Hunger games
- Redazione Sisma

- 12 apr
- Tempo di lettura: 2 min
Gli Hunger Games sono una serie distopica per ragazzi scritta dall’autrice statunitense Suzanne Collins. Si tratta di una trilogia composta dai romanzi Hunger Games (2008), La ragazza di fuoco(2009) e Il canto della rivolta (2010). Negli ultimi anni, l’autrice ha ampliato questo universo narrativo con due prequel: La ballata del serpente e dell'usignolo, ambientato 64 anni prima degli eventi del primo libro, e L'alba sulla mietitura, che si svolge 24 anni prima. La storia è ambientata in un futuro post-apocalittico, nella nazione di Panem, situata nell’America settentrionale. La protagonista è Katniss Everdeen, una ragazza di sedici anni che si offre volontaria al posto della sorellina per partecipare agli HungerGames: una competizione crudele trasmessa in diretta televisiva, in cui ventiquattro ragazzi tra i 12 e i 18 anni combattono fino a quando ne rimane in piedi soltanto uno. Tra amicizia, sentimenti e sopravvivenza, Katniss si trova costretta a prendere decisioni difficili, che mettono a rischio non solo la sua vita, ma anche quella delle persone a cui tiene di più. Ed è proprio questo mix di azione, tensione e momenti più emotivi a rendere la saga così coinvolgente.

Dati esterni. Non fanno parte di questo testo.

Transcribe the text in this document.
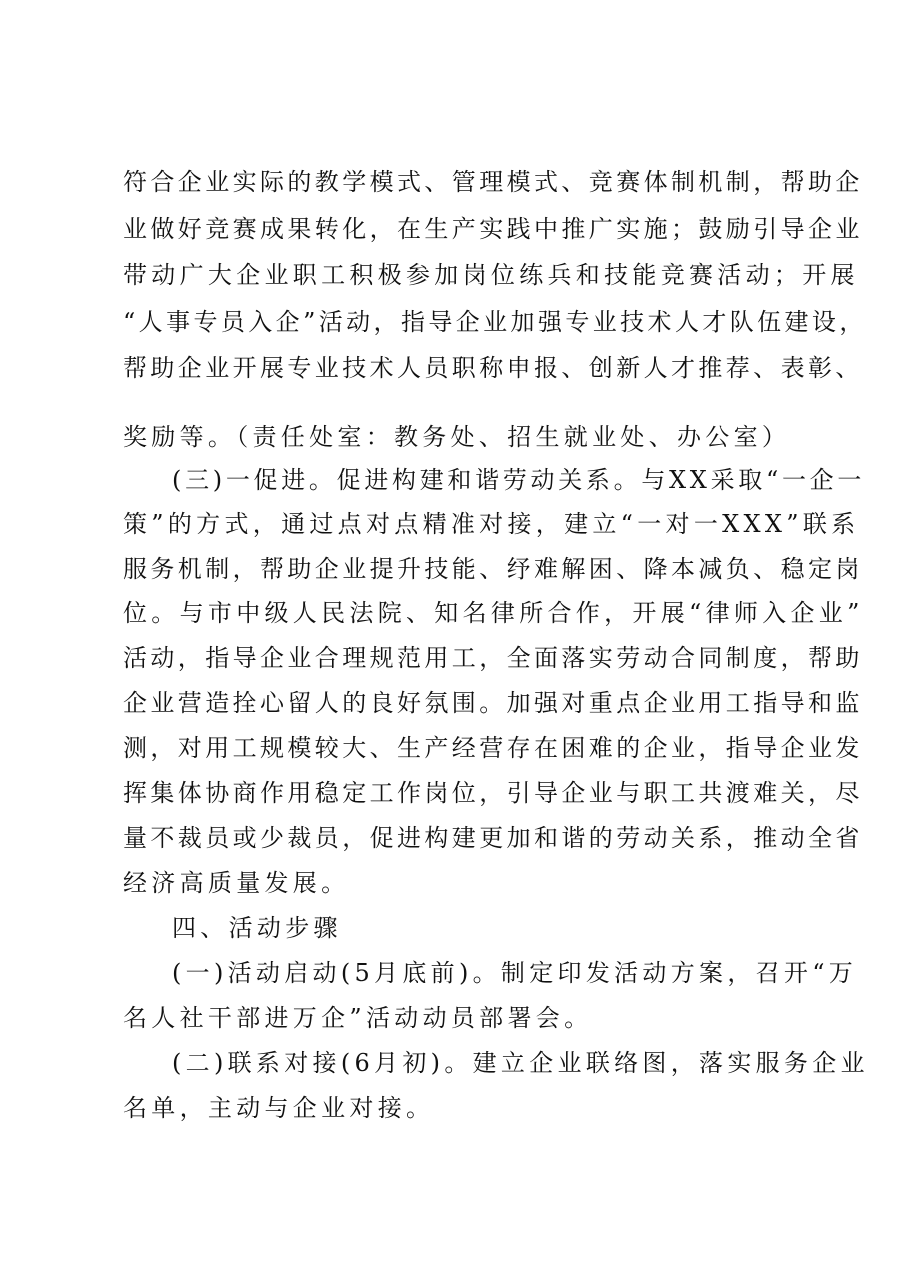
符合企业实际的教学模式、管理模式、竞赛体制机制，帮助企
业做好竞赛成果转化，在生产实践中推广实施；鼓励引导企业
带动广大企业职工积极参加岗位练兵和技能竞赛活动；开展
“人事专员入企”活动，指导企业加强专业技术人才队伍建设，
帮助企业开展专业技术人员职称申报、创新人才推荐、表彰、
奖励等。（责任处室：教务处、招生就业处、办公室）
(三)一促进。促进构建和谐劳动关系。与XX采取“一企一
策”的方式，通过点对点精准对接，建立“一对一XXX”联系
服务机制，帮助企业提升技能、纾难解困、降本减负、稳定岗
位。与市中级人民法院、知名律所合作，开展“律师入企业”
活动，指导企业合理规范用工，全面落实劳动合同制度，帮助
企业营造拴心留人的良好氛围。加强对重点企业用工指导和监
测，对用工规模较大、生产经营存在困难的企业，指导企业发
挥集体协商作用稳定工作岗位，引导企业与职工共渡难关，尽
量不裁员或少裁员，促进构建更加和谐的劳动关系，推动全省
经济高质量发展。
四、活动步骤
(一)活动启动(5月底前)。制定印发活动方案，召开“万
名人社干部进万企”活动动员部署会。
(二)联系对接(6月初)。建立企业联络图，落实服务企业
名单，主动与企业对接。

Il successo dei libri è stato enorme, tanto da portare alla realizzazione di una serie di film usciti tra il 2012 e il 2015, che hanno contribuito a rendere questa storia ancora più popolare tra i giovani. È già arrivato al cinema l’adattamento del primo prequel e, questo novembre, uscirà anche il film tratto da L’alba sulla mietitura, molto atteso dai fan. Personalmente, leggendo la trilogia, mi ha colpito quanto sia facile immedesimarsi nei personaggi e riflettere su temi ancora attuali, come il potere dei media, le disuguaglianze sociali e il coraggio di ribellarsi. Non è solo una storia di fantascienza: è anche un racconto che fa pensare. Consiglierei questa saga a tutti quelli che amano le storie distopiche, ma anche a chi cerca un pizzico di romanticismo e personaggi forti in cui riconoscersi. Se non l’avete ancora letta (o vista), potrebbe essere il momento giusto per iniziare… e magari ritrovarci tutti al cinema a novembre!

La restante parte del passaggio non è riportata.